La hipertensión después del coronavirus no es algo raro. De hecho, el 34.78% de los sobrevivientes de covid-19 prolongado reportó hipertensión ortostática, lo que representa una frecuencia significativamente mayor en comparación con el 6.4% de los sujetos sanos sin SARS-CoV-2, mencionó el miembro titular en la sección de cardiología de la Academia Nacional de Medicina, Jesús Antonio González Hermosillo González.

Durante el Foro “Covid. Impacto, lecciones y desafíos”, organizado por El Universal, Sumédico, la Academia Nacional de Medicina, la Facultad de Medicina de la UNAM y PISA Farmacéutica, el doctor González Hermosillo destacó que se requiere una mayor conciencia en la consideración de hipertensión y otros trastornos como complicaciones del virus.

“Se requiere conciencia de que estos dos padecimientos pueden ser complicaciones de covid-19 para considerar intervenciones diagnósticas y terapéuticas apropiadas”, dijo el también miembro titular de la Sociedad Mexicana de Cardiología.

Hipertensión Ortostática, una de las complicaciones por coronavirus

En palabras del doctor González Hermosillo, hay estudios donde se indica que el 11% de las personas estudiadas en un periodo de 31.6 +- 5 días presentaban una hipertensión de nueva aparición. En otra investigación se pudo ver que 30% de los supervivientes de covid prolongado tenían hipertensión ortostática.

"Comparamos a los individuos que tenían covid-19 prolongado con un grupo histórico de pacientes sanos y vimos que en estos últimos la presencia de hipertensión fue de 6%, mientras que en el grupo de covid prolongado fue de 35%", dijo.

Un artículo publicado en The Journal of Clinical Hypertension define la hipertensión ortostática como el aumento sostenido de la presión arterial después de estar de pie.

Los autores de la publicación en esta revista científica mencionan que este padecimiento se define de forma variable en varios estudios y no tiene una definición unánime.

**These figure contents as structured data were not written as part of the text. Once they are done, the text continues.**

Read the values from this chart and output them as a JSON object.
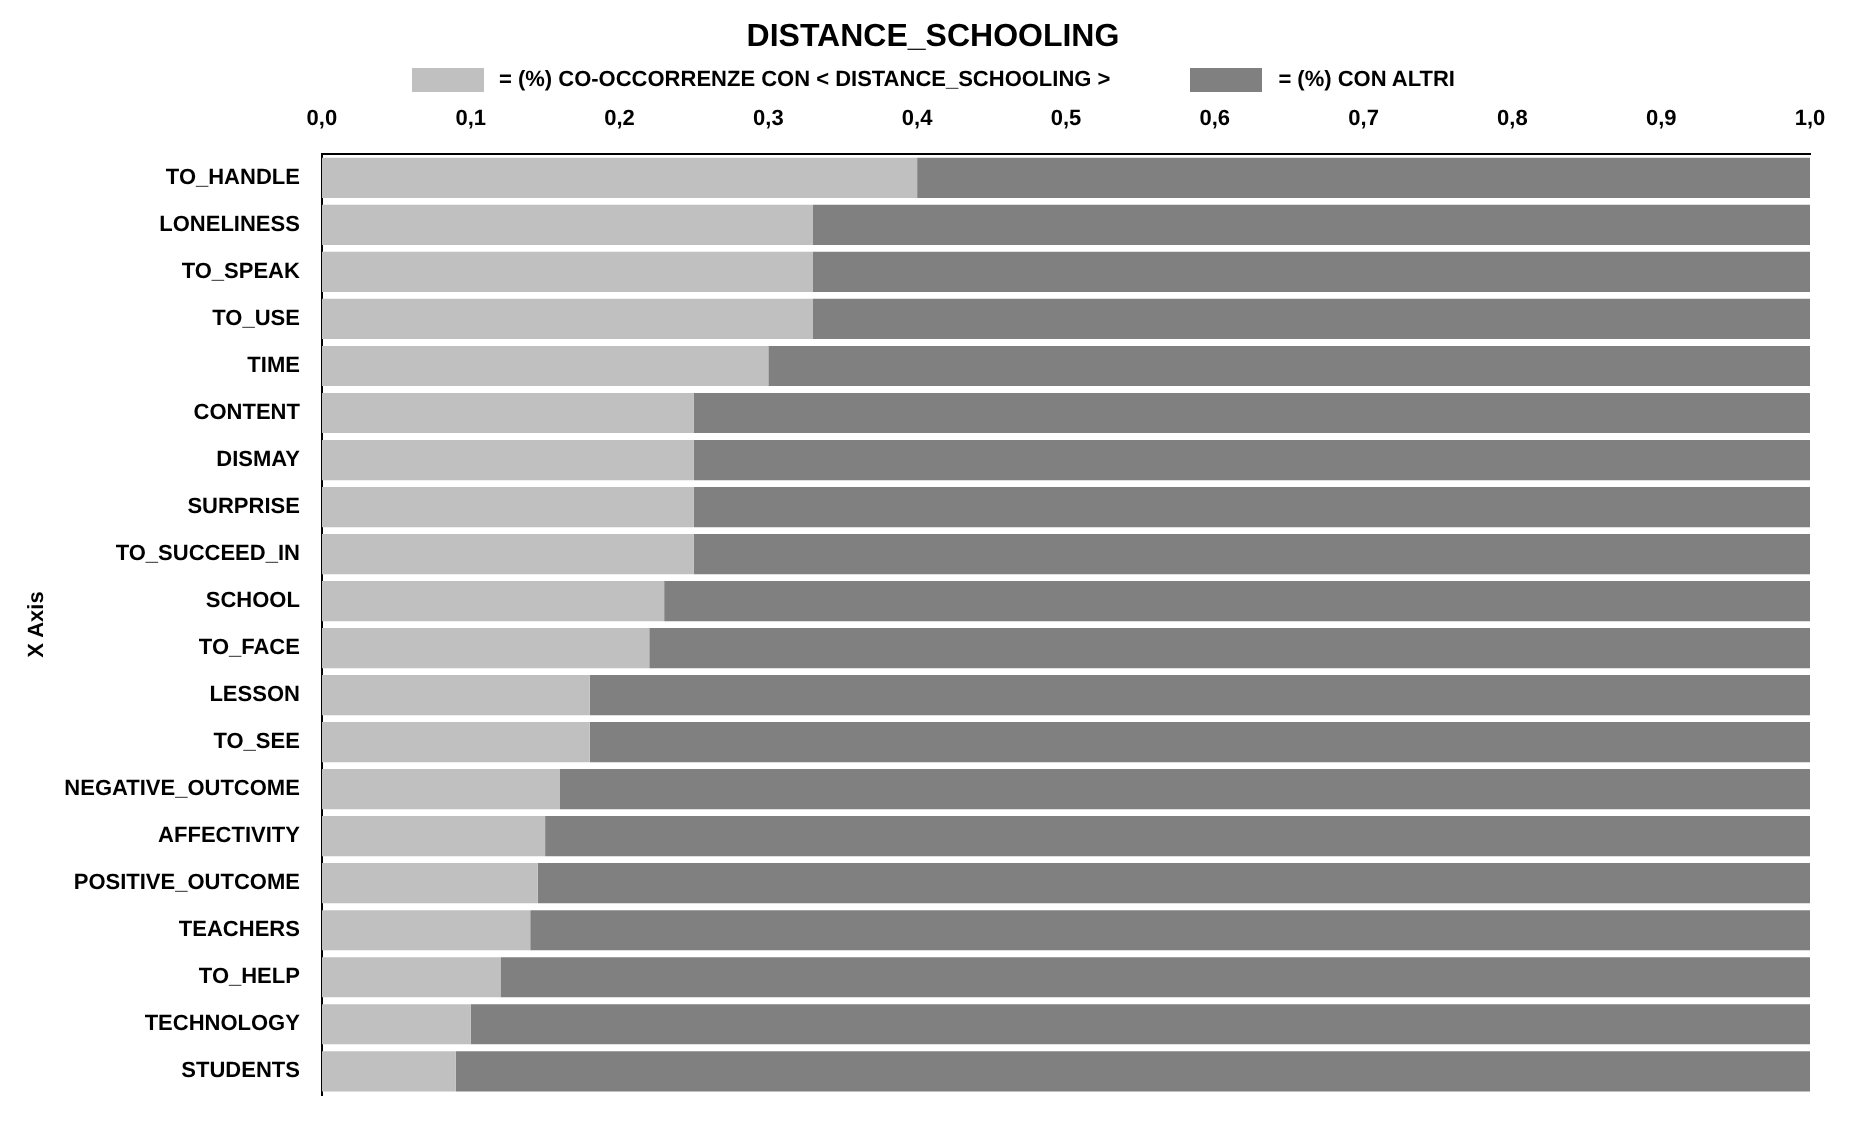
{
  "chart_data": {
    "type": "bar",
    "orientation": "horizontal",
    "stacked": true,
    "title": "DISTANCE_SCHOOLING",
    "ylabel": "X Axis",
    "categories": [
      "TO_HANDLE",
      "LONELINESS",
      "TO_SPEAK",
      "TO_USE",
      "TIME",
      "CONTENT",
      "DISMAY",
      "SURPRISE",
      "TO_SUCCEED_IN",
      "SCHOOL",
      "TO_FACE",
      "LESSON",
      "TO_SEE",
      "NEGATIVE_OUTCOME",
      "AFFECTIVITY",
      "POSITIVE_OUTCOME",
      "TEACHERS",
      "TO_HELP",
      "TECHNOLOGY",
      "STUDENTS"
    ],
    "series": [
      {
        "name": "= (%) CO-OCCORRENZE CON  < DISTANCE_SCHOOLING >",
        "color": "#c0c0c0",
        "values": [
          0.4,
          0.33,
          0.33,
          0.33,
          0.3,
          0.25,
          0.25,
          0.25,
          0.25,
          0.23,
          0.22,
          0.18,
          0.18,
          0.16,
          0.15,
          0.145,
          0.14,
          0.12,
          0.1,
          0.09
        ]
      },
      {
        "name": "= (%)  CON ALTRI",
        "color": "#808080",
        "values": [
          0.6,
          0.67,
          0.67,
          0.67,
          0.7,
          0.75,
          0.75,
          0.75,
          0.75,
          0.77,
          0.78,
          0.82,
          0.82,
          0.84,
          0.85,
          0.855,
          0.86,
          0.88,
          0.9,
          0.91
        ]
      }
    ],
    "xlim": [
      0,
      1
    ],
    "xticks": [
      {
        "value": 0,
        "label": "0,0"
      },
      {
        "value": 0.1,
        "label": "0,1"
      },
      {
        "value": 0.2,
        "label": "0,2"
      },
      {
        "value": 0.3,
        "label": "0,3"
      },
      {
        "value": 0.4,
        "label": "0,4"
      },
      {
        "value": 0.5,
        "label": "0,5"
      },
      {
        "value": 0.6,
        "label": "0,6"
      },
      {
        "value": 0.7,
        "label": "0,7"
      },
      {
        "value": 0.8,
        "label": "0,8"
      },
      {
        "value": 0.9,
        "label": "0,9"
      },
      {
        "value": 1,
        "label": "1,0"
      }
    ],
    "grid": false,
    "legend": "top"
  }
}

Por otra parte, expertos de la Universidad de Zagreb y el Centro de Salud Zagreb Oeste decidieron ver si el coronavirus podía ser una de las causas de la hipertensión arterial y analizaron a 199 personas.

En su estudio, registraron edad, historia, valores de laboratorio y terapia antihipertensiva de los pacientes. Pudieron ver que en un año, 32 de los 199 presentaban hipertensión arterial de recién verificación o que se volvió peor cuando ya existía.

El doctor González Hermosillo detalla que un subconjunto de pacientes con secuelas post-agudas de la infección por SARS-CoV-2 demostró un aumento de la presión arterial desenmascarado por el desafío ortostático pasivo, lo que sugiere un incremento del tono simpático.

“Las secuelas del covid largo pueden ser por diferentes posibilidades. A efecto directo del virus, es muy posible que partículas genéticas virales o que el mismo virus pueda persistir en los tejidos. Hay algunos estudios en los que se ha demostrado la presencia de material viral en el cerebro y en el tubo digestivo”, abunda el especialista.

González Hermosillo señala que el covid-19 altera y produce un verdadero desequilibrio en el sistema inmune inflamatorio, pues el SARS-CoV-2 puede llegar hasta el cerebro.

“Una es por vía hematógena, alterando la barrera hematoencefálica, pero también lo puede hacer a través de la puerta de entrada anatómica", destaca.